I used to pray the rosary every time I flew.
I seemed to have been born with a fear of flying. I stayed behind at my grandma’s house when I was 10 while my family went to Mexico for a wedding because I was too afraid of the airplane ride. I took my first flight when I was 19, and I prayed the rosary every day for at least 10 days before it. I prayed it on the plane, secretly beneath the jacket over my lap, afraid I’d offend the Jewish friend I was traveling with. I prayed it every night of the trip, beneath the hotel blankets, in preparation for the plane ride home. And of course, I prayed it on that return flight.

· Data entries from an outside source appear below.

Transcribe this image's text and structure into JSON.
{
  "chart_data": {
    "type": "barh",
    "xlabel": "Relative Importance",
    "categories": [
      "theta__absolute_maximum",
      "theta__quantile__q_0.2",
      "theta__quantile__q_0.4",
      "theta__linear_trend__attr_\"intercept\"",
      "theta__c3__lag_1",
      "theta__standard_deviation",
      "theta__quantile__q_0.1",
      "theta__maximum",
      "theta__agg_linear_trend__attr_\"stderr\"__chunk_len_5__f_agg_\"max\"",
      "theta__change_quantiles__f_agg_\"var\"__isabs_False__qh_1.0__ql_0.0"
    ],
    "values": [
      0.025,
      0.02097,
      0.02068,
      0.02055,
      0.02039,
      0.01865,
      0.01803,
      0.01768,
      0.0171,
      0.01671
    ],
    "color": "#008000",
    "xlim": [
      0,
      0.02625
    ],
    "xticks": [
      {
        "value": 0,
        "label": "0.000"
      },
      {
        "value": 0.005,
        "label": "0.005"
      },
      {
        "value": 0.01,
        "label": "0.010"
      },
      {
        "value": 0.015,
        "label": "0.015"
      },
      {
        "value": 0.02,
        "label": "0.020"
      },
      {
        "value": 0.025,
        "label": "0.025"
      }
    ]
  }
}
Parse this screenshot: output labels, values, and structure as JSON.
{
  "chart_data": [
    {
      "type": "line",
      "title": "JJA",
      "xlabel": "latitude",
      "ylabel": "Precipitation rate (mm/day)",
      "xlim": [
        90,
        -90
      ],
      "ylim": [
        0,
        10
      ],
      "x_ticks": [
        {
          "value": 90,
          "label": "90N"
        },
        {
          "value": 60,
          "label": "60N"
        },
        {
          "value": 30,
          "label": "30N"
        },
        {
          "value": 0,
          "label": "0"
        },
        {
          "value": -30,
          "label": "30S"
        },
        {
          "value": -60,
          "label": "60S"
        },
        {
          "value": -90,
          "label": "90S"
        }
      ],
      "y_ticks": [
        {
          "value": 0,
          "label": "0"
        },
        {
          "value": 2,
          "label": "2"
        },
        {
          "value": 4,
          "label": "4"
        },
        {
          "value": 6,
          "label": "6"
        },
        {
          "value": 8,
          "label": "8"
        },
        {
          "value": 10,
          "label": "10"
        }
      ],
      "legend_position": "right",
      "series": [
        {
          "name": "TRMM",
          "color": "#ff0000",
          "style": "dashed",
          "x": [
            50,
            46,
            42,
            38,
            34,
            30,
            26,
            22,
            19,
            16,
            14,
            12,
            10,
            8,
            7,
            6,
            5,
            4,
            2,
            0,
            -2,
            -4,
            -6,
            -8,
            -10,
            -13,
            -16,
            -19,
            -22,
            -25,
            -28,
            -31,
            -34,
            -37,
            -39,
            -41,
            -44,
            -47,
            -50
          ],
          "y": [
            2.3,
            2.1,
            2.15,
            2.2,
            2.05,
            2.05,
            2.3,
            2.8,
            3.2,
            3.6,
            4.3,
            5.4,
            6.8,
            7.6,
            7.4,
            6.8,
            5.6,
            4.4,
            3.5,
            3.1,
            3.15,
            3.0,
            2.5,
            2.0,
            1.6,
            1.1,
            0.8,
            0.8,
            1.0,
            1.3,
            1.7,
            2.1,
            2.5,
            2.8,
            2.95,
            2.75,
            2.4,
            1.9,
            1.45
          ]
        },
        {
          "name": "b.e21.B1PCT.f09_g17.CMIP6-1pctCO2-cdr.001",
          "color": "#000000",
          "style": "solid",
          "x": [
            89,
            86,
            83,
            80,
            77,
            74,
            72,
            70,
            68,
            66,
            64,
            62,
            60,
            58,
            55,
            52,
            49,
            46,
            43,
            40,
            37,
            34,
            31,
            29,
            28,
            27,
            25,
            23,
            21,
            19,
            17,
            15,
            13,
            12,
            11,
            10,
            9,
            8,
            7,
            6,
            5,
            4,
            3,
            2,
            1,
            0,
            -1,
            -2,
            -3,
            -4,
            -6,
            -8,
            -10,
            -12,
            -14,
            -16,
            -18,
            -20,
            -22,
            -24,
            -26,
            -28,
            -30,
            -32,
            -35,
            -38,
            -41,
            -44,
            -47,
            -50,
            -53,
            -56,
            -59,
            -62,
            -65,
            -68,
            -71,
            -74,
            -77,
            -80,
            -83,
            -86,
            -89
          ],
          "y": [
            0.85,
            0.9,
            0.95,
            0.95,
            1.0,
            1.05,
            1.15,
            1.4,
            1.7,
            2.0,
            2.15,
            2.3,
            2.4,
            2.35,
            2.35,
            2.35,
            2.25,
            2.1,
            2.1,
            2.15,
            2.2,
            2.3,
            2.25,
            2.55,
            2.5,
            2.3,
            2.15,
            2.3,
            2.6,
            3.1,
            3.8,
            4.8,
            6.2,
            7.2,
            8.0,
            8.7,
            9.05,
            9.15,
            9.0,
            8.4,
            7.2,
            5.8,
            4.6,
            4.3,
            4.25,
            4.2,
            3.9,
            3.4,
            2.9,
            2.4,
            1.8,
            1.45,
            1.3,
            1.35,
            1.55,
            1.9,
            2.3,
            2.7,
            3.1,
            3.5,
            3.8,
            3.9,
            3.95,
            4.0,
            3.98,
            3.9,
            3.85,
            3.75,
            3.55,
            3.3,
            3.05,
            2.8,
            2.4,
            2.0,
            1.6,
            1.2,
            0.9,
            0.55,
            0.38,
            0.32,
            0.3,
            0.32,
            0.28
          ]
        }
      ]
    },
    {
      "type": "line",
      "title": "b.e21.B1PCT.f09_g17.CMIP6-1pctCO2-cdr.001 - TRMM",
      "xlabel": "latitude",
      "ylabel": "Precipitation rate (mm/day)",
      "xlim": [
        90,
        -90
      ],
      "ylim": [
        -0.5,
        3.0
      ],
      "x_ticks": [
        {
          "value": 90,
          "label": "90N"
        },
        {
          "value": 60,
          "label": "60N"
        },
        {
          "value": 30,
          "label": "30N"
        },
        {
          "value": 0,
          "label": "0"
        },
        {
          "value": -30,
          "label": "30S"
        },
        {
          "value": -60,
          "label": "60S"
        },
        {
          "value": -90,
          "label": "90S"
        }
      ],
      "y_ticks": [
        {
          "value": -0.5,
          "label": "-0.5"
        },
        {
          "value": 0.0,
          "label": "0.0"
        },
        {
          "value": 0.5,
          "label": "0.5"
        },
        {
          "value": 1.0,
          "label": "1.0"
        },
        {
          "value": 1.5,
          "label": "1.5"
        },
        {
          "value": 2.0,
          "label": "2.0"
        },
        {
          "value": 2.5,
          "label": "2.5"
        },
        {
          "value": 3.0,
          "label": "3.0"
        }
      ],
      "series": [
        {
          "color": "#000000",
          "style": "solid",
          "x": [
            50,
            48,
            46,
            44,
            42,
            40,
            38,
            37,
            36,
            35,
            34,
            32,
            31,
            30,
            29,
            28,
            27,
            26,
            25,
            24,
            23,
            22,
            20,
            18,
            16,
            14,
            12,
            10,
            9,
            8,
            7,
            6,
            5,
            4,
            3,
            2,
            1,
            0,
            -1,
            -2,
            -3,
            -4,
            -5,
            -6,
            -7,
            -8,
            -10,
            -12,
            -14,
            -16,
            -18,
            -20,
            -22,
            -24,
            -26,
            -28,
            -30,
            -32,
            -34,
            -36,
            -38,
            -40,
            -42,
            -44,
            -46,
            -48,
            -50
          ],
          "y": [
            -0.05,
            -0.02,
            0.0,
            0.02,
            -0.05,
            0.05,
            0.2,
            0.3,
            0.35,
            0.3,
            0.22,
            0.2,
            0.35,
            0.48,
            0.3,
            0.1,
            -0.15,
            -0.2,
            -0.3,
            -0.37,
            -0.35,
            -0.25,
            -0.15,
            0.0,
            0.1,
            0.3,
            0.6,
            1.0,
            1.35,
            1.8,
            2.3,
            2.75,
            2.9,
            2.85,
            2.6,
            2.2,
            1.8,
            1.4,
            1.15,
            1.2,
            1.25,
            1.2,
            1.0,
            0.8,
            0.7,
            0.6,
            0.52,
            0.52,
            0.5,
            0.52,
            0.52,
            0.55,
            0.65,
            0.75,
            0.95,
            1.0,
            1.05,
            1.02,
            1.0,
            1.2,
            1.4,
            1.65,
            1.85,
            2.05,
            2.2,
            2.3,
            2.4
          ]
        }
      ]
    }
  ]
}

I don’t know exactly when I stopped praying the rosary on flights, but I think it was around the time I got married. After that, I clutched my husband’s hand in lieu of the rosary beads when I started to get anxious. Dropping the in-flight rosary habit had less to do with my marital status and more to do with my gradual move away from an unholy union in my spiritual life between Catholicism and superstition. Even though I knew it was illogical, deep down I believed that my safety depended on my rituals, that I was making some kind of bargain with God, that each flight I took arrived safely because I prayed those rosaries and not because air travel is incredibly safe.
My fear of flying hasn’t gone away with exposure, nor the fact that I’ve now survived dozens of flights. After returning from my most recent trip, I conducted an informal survey of my friends’ attitudes about flying. I was surprised to learn that my rosary-clutching style was more common than I thought. One friend admitted that she needs Valium to get through flights. Another said that she doesn’t mind flying, but that she “prays like crazy during take-off and landing.” And over beers, a third admitted, “I’ve finally gotten to the point where I don’t have to pray the rosary when I fly anymore.”
This makes me wonder how many rosary beads flight attendants see in the course of their work.
I write this on the eve of Thanksgiving, and one of the things I will always be grateful for in my faith tradition is the dozens of prayers I’ve learned by rote so that my mind and my heart have something to say when panic creeps in. And I feel grateful for all the places I was able to see, the opportunities I was able to take, and the alcohol and valium I was able to avoid because the rosary was my faithful travel companion.
The pastor at my church grew up in the Baptist tradition, and she used to feel dismissive of faith adherents who used memorized prayers, who didn’t pray “from the heart” or “as the spirit moved them.” When she made a comment along these lines to her Episcopalian grandmother, her grandmother responded, “These words are like a window, and when I look through them, I can see God.”
Perhaps this is the secret behind all those rosaries on airplanes—that they give us a glimpse of something beautiful and familiar and safe, at a time when it feels as though we’ve left all that 30,000 feet below.